Le FBI a alerté sur l’émergence de Kali365, une plateforme de Phishing-as-a-Service (PhaaS) permettant à des cybercriminels peu qualifiés de pirater des comptes Microsoft 365 et Entra.

Points clés :

  • Méthode d’attaque : Utilisation détournée du flux d’autorisation OAuth 2.0 (conçu initialement pour les appareils IoT/TV connectées).
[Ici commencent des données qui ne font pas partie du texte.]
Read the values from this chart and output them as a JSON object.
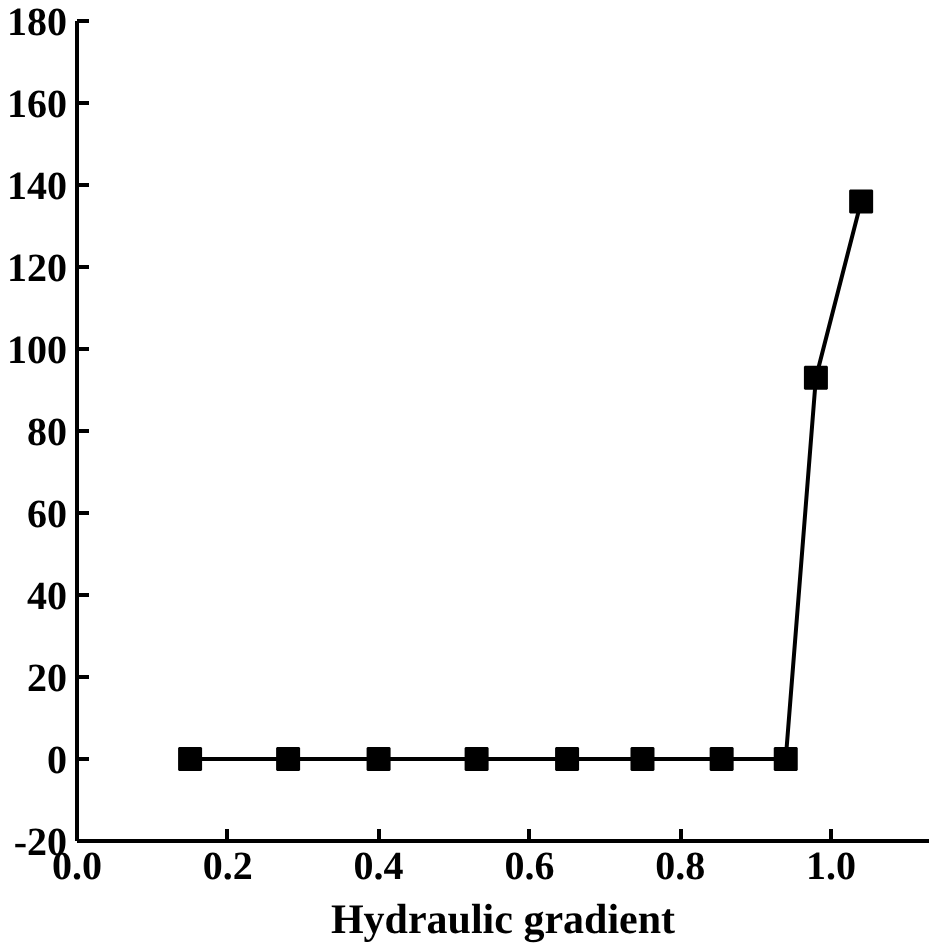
{
  "chart_data": {
    "type": "line",
    "xlabel": "Hydraulic gradient",
    "x": [
      0.15,
      0.28,
      0.4,
      0.53,
      0.65,
      0.75,
      0.855,
      0.94,
      0.98,
      1.04
    ],
    "series": [
      {
        "color": "#000000",
        "values": [
          0,
          0,
          0,
          0,
          0,
          0,
          0,
          0,
          93,
          136
        ]
      }
    ],
    "xlim": [
      0,
      1.13
    ],
    "ylim": [
      -20,
      180
    ],
    "xticks": [
      {
        "value": 0,
        "label": "0.0"
      },
      0.2,
      0.4,
      0.6,
      0.8,
      {
        "value": 1,
        "label": "1.0"
      }
    ],
    "yticks": [
      -20,
      0,
      20,
      40,
      60,
      80,
      100,
      120,
      140,
      160,
      180
    ],
    "marker": "square",
    "line_style": "solid"
  }
}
L’attaquant génère un code d’appareil et incite la victime, via du phishing, à le valider sur le portail légitime de Microsoft.
  • Contournement MFA : Une fois le code validé par l’utilisateur, Microsoft délivre un jeton d’accès OAuth, offrant aux attaquants un accès total au compte, y compris aux applications SaaS (Salesforce, etc.), sans avoir à intercepter de code MFA.
  • Double fonctionnalité : Kali365 propose également un mode “Cookie Link” (Adversary-in-the-Middle) pour intercepter les jetons de session et cookies d’authentification après résolution du MFA.
  • Services offerts : La plateforme fournit des outils automatisés : leurres par IA, tableaux de bord de suivi en temps réel et modèles de campagnes.
  • Conséquences : Accès aux boîtes mail, création de règles de dissimulation, enregistrement de nouveaux appareils malveillants sur le réseau de la victime.

Vulnérabilités :

  • Il ne s’agit pas d’une vulnérabilité logicielle classique (CVE), mais d’un abus de conception légitime du flux d’authentification OAuth 2.0 Device Authorization.

Recommandations :

  • Accès Conditionnel : Restreindre ou bloquer totalement les flux d’authentification par code d’appareil via les politiques d’accès conditionnel de Microsoft Entra.
  • Audit : Examiner l’usage actuel des codes d’appareil dans l’organisation et bloquer les politiques de transfert d’authentification entre appareils.
  • Surveillance : Surveiller les inscriptions de nouveaux appareils suspects et la création de règles de messagerie inhabituelles.
  • Réaction : En cas d’incident, conserver les preuves (e-mails de phishing, logs de connexion) et signaler l’intrusion aux autorités compétentes (type IC3).